Single parents in Indiana face unique challenges when it comes to estate planning. When they do not have a spouse, it is even more important to consider the needs of their children in the event of their death or incapacitation. By developing a well thought out estate plan, they can alleviate their concerns and reduce potential conflicts that may arise.

An estate plan is like a roadmap for others to follow. If a single parent becomes mentally or physically incapable of making his or her own decisions, an estate plan provides detailed instructions on how they want their affairs handled, according to the HuffPost. Estate plans consist of a variety of legal documents for managing finances, child guardianship and other matters.

One of the most common legal documents single parents need is a will. With it, they can stipulate how they want their assets distributed to their children. They can also name someone to serve as their child’s guardian. Another important document is a revocable living trust.

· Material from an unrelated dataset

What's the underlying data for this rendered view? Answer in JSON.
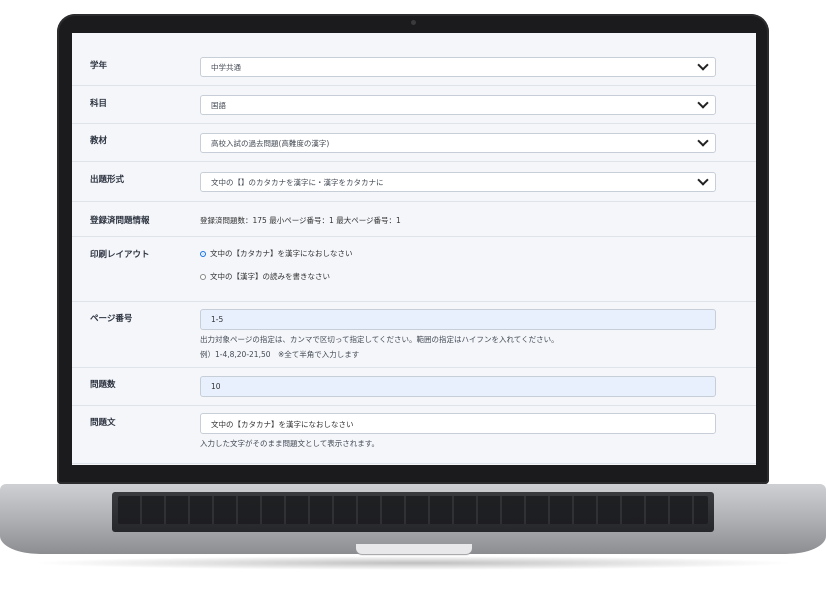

When they have assets they want to leave to their children, they can place them in a trust. If they have a child that is underage or not mature enough to manage these assets, they can authorize an individual to oversee the trust. He or she is responsible for distributing the inheritance in a way that benefits the child. For example, the individual can ensure the financial resources go toward paying for college. A Power of Attorney is often included in an estate plan. A POA allows single parents to appoint someone they trust to take care of daily personal and financial affairs for them and their children.

An estate plan not only benefits single parents but also their children. It allows them to be proactive about protecting their children’s welfare. It is a comprehensive plan they create that is tailor-made to their unique circumstances, according to Forbes.